Anoche compré un billete para un viaje nocturno por mi subconsciente. Es fácil conseguirlos. Se piden con el cepillo de dientes en el baño de casa. El viaje, a veces ténue, a veces intenso, a veces vivido en directo, acaba sin saber cómo, al despertar. Por la mañana te entregan el diario de lo ocurrido, que a veces se pierde por no desayunar a tiempo. Es en estos casos cuando uno no recuerda los lugares apasionantes visitados durante la noche.


Mi último viaje transcurre en una tarde fría y gris dentro de una cálida y acogedora cafetería libre de prisas y ruidos. Una brisa musical nos envuelve y la temperatura invita al diálogo. Dos amigos marean palabras con una cucharilla de café liberando risas al contacto con el borde brillante de la delicada porcelana de sus tazas. Se han pasado las horas mientras la lluvia barría hojas secas de un otoño olvidado y tardío. Se han contado historias, se han mirado el uno al otro el corazón y la tarde se les ha escapado entre los dedos.

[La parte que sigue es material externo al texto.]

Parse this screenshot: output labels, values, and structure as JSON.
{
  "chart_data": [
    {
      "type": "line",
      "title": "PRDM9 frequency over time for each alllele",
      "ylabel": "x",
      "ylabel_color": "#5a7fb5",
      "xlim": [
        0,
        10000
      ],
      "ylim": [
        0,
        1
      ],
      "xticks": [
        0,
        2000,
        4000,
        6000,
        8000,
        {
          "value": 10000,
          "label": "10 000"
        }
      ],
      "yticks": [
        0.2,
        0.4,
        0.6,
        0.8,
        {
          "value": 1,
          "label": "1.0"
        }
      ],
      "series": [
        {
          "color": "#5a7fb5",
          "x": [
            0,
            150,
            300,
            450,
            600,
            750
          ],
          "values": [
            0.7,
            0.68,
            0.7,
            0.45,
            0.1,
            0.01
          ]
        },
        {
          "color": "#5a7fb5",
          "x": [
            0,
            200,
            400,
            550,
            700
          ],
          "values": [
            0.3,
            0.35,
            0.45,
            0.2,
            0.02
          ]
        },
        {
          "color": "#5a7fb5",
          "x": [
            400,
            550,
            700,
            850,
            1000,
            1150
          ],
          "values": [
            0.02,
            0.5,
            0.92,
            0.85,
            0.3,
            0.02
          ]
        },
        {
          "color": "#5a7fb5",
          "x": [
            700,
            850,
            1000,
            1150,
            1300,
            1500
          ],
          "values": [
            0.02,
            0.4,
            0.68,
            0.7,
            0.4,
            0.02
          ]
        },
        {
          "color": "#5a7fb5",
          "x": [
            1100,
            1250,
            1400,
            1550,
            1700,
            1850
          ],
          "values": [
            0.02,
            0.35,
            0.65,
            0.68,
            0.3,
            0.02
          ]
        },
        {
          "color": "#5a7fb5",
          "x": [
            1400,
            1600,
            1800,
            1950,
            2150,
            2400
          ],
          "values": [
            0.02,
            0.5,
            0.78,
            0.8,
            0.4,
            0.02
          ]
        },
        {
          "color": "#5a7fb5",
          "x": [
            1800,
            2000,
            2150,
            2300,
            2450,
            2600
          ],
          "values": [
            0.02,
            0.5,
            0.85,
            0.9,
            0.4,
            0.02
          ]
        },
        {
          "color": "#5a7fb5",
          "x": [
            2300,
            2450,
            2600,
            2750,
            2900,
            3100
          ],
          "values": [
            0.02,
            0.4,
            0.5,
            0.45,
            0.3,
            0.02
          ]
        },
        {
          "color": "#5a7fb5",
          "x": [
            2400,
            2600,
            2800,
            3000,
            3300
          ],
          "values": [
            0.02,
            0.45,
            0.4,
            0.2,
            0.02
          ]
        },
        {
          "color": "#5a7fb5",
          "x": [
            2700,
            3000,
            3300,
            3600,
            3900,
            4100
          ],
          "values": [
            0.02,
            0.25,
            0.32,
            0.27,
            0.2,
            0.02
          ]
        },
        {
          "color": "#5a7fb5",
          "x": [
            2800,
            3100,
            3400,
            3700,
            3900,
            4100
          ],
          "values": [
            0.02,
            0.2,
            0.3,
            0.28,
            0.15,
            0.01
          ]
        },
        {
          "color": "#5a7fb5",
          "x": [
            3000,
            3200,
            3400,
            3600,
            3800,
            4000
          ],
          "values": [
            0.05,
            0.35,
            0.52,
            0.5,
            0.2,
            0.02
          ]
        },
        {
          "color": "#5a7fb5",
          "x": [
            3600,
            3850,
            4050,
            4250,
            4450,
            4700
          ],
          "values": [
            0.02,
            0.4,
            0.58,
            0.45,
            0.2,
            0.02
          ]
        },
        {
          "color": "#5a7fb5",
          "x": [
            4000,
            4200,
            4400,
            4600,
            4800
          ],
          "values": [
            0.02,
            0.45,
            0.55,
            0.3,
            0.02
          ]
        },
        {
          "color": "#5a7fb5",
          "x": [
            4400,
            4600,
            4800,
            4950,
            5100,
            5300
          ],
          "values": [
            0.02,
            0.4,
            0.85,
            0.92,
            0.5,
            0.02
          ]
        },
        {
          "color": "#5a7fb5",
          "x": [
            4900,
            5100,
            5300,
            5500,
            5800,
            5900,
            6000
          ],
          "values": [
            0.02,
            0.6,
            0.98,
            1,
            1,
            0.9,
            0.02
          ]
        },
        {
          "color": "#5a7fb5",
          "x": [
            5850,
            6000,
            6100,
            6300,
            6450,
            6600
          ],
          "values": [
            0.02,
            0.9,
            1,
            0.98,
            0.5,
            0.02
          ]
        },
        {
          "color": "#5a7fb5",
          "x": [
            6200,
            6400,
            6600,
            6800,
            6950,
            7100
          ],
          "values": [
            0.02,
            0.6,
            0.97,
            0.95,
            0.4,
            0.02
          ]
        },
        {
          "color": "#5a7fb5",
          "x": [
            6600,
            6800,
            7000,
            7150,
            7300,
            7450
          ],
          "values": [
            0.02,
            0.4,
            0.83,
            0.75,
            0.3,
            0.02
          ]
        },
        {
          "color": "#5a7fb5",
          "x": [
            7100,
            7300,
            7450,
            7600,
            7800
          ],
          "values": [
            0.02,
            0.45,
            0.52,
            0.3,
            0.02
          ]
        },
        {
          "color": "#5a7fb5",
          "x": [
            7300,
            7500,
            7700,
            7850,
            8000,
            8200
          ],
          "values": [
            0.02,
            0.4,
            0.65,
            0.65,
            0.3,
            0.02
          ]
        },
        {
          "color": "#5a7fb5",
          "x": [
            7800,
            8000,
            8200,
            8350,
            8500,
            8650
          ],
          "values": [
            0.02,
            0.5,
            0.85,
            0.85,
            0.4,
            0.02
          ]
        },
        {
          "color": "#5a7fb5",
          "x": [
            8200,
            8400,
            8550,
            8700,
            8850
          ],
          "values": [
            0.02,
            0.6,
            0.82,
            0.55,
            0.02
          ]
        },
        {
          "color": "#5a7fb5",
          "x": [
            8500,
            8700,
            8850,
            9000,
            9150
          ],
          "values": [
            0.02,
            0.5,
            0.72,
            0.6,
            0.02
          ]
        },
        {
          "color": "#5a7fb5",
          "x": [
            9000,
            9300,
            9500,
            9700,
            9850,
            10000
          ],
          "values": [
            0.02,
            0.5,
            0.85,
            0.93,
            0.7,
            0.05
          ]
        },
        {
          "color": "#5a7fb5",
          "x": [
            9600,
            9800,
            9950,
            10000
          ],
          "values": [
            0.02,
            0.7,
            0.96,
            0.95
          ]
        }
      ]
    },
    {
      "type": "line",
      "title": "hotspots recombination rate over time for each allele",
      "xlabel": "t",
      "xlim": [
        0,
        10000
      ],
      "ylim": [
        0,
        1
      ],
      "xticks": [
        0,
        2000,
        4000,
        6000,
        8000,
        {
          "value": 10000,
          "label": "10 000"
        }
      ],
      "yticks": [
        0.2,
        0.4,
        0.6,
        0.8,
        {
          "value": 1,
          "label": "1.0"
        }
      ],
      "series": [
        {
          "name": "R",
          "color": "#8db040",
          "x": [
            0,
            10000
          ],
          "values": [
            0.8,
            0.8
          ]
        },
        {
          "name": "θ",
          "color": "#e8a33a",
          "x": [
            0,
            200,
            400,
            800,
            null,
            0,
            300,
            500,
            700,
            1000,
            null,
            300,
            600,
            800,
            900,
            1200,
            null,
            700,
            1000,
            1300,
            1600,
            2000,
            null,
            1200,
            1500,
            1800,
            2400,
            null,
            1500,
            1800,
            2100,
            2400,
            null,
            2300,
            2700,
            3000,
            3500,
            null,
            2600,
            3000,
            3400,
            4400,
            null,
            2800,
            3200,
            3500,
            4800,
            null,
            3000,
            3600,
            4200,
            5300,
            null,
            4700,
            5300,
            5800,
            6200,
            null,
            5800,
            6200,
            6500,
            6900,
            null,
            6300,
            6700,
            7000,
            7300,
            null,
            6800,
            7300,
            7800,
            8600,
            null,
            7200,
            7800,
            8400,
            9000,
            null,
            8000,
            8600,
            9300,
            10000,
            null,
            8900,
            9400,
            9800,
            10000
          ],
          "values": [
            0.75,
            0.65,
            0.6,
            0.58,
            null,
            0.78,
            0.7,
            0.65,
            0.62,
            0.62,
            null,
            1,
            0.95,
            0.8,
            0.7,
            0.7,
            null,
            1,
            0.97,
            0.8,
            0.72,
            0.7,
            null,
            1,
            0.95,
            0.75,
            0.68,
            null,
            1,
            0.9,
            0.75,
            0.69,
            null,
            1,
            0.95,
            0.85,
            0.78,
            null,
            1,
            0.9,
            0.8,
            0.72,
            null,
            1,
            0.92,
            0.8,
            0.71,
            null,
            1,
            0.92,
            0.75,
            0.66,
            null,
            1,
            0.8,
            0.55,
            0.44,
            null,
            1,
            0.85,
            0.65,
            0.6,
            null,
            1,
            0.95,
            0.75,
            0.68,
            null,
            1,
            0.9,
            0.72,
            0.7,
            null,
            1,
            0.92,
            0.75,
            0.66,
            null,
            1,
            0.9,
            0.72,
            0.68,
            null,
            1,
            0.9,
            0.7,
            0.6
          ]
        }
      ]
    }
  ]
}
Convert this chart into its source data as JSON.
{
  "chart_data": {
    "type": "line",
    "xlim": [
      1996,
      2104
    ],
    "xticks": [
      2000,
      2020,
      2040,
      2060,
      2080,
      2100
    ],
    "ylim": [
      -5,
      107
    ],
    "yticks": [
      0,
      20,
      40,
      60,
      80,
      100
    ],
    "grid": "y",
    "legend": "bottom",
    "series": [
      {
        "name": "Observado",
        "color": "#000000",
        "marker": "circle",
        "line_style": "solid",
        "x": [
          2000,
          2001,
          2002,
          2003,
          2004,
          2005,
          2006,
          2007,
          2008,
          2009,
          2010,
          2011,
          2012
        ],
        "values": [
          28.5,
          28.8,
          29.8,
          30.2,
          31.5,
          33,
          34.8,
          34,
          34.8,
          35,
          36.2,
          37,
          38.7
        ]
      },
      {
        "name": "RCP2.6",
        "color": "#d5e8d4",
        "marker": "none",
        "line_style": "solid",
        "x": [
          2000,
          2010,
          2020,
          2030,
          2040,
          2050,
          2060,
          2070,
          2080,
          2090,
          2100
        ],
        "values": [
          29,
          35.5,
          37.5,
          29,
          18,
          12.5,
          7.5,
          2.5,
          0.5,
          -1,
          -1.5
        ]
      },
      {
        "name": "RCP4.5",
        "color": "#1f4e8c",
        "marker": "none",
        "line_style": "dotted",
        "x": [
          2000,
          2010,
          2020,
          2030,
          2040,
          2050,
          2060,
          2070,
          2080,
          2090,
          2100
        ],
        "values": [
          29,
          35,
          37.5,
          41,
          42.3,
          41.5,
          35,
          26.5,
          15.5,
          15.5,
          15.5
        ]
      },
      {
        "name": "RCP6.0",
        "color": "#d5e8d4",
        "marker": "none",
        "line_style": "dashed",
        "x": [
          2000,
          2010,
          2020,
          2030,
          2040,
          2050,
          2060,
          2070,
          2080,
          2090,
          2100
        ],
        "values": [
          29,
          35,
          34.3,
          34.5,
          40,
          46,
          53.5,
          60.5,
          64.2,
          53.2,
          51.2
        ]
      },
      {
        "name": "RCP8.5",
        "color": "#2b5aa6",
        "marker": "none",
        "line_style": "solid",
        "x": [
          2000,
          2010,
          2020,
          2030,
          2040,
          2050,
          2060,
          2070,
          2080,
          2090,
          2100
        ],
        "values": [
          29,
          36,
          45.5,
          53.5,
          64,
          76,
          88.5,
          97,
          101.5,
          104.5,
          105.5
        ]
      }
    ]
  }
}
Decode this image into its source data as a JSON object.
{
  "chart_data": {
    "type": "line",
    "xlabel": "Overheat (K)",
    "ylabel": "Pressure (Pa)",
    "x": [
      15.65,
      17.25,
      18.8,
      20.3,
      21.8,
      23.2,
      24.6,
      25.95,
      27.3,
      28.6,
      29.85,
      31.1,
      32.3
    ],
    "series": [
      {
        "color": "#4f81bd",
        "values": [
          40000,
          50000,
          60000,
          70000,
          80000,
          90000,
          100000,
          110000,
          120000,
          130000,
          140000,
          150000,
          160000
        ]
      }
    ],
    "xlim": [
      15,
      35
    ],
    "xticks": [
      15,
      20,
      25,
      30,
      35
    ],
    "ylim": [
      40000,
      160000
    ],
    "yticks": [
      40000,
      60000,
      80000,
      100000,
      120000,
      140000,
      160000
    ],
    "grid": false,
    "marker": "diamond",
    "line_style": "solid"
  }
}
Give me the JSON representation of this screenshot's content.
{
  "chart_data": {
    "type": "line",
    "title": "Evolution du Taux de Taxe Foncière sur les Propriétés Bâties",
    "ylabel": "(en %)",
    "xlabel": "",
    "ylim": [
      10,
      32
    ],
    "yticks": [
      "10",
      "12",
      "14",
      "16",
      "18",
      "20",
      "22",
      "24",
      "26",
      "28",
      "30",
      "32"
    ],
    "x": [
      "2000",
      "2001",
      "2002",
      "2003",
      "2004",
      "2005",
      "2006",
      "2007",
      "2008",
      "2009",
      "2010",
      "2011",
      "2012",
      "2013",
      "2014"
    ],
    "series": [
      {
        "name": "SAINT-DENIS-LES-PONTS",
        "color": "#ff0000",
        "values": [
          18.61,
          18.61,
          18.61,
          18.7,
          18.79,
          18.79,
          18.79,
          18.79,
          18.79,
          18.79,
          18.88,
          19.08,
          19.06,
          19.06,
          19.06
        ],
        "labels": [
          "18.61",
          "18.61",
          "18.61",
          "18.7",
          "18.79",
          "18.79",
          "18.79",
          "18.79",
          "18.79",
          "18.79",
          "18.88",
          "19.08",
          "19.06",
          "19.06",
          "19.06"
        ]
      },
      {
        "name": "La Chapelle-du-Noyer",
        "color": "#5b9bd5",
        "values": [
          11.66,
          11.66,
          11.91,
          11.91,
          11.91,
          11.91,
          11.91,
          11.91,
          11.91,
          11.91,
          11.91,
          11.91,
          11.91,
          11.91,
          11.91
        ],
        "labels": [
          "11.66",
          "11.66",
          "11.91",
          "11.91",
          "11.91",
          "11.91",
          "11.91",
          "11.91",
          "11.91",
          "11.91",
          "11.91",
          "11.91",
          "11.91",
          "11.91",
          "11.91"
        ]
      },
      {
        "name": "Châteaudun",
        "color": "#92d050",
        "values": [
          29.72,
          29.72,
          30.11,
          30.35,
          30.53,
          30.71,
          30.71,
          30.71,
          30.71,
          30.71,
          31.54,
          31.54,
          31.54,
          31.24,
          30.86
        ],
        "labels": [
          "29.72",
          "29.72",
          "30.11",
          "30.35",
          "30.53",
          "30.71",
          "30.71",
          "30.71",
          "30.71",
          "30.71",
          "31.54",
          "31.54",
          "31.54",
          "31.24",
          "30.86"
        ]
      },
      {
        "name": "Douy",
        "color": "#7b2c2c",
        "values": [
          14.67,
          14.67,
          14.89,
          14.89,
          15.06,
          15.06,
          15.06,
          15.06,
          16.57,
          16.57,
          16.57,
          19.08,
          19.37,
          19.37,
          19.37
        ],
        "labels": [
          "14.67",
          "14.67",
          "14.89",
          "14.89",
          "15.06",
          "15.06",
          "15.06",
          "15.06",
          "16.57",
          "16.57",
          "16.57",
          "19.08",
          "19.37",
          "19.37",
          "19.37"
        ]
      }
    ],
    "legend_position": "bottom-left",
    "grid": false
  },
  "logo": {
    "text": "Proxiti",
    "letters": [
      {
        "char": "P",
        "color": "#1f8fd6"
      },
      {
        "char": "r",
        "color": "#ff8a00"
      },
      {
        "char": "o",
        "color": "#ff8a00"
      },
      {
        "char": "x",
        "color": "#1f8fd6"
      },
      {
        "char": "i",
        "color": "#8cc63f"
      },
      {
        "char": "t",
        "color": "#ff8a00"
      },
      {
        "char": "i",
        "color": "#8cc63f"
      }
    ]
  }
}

Leyendo el diario de un viaje como éste, tal vez sea la mejor manera de comenzar un nuevo día.

Papá, ¿dónde has puesto mi manta?

La noche ha pasado deprisa. Cuando te quedas hasta tarde revisando que todos tus apuntes están en orden, así como su contenido, la noche se hace corta. Mi padre y yo nos vamos juntos muy temprano. Siempre salimos a la misma hora. Él me acerca a la escuela y sigue su camino a la central todas las mañanas.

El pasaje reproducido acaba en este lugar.